Pedraz défend dans la résolution par laquelle il accepte d’engager la procédure que les faits ont prescrite en application du Code pénal de 1973, en vigueur à l’époque, et prévient qu’à cette époque il n’englobait pas le crime de génocide (il était pas intégré dans notre législation jusqu’au Code pénal de 1995).
« En raison de leur origine ethnique ou de leur race »
Mais Asadedh soutient que même dans ce cas, comme il s’agit d’un crime permanent, le délai de prescription ne commence à courir « qu’une fois la situation illégale éliminée », ce qui le place en 1991 « car c’est l’année de la libération de nombreux des « disparitions forcées » et de la date du « cessez-le-feu » entre le Royaume du Maroc et le Front Polisario ». Et bien que dans ce cas le délai de prescription de vingt ans aurait expiré en 2011, il soutient qu’il a été interrompu en 2008 avec le dépôt de la plainte et l’« ordonnance de préciser les charges du tribunal » qui a suivi (qui en janvier 2010 a déposé la plainte et ne l’a admise pour traitement qu’en août 2012).

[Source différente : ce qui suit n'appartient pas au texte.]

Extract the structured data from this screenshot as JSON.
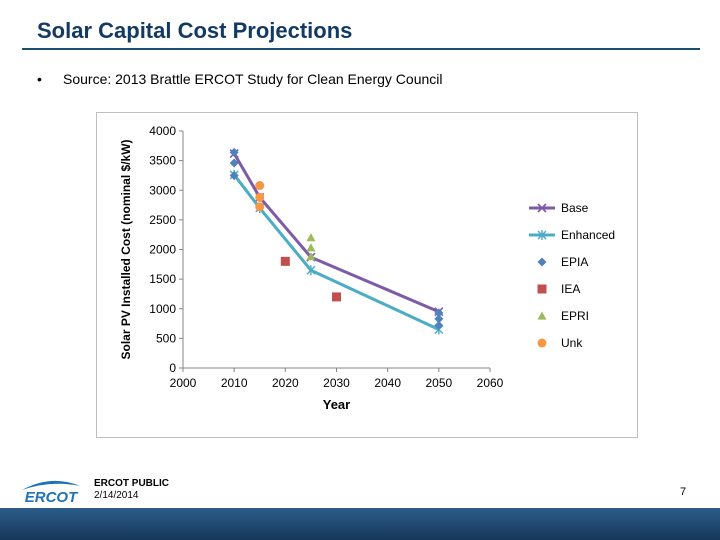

Dans ce sens, il renvoie à la jurisprudence de la Cour suprême qui détermine que « tant que le crime le plus grave ne prescrit pas, il ne peut prescrire le crime auquel il se rattache ». Quelque chose qu’il considère applicable à ces événements, car à son avis nous sommes “face à un comportement complexe, qui constitue une unité criminelle intimement liée” et dans lequel il prend en considération “de chacun des actes contre la vie, la dignité et la liberté des personnes qui ont été menées contre les Sahraouis exclusivement en raison de leur appartenance ethnique ou de leur race “est” absolument essentielle pour la compréhension, la poursuite et la punition “d’eux.
Pour autant, Asadedh demande à la Cour nationale de ne pas entériner le dépôt de plainte contre Ghali “lorsque les responsabilités pénales qui lui sont attribuées sont si graves” car il existe, selon ses critères, des indices de sa “connaissance et participation” au prétendu plan génocidaire.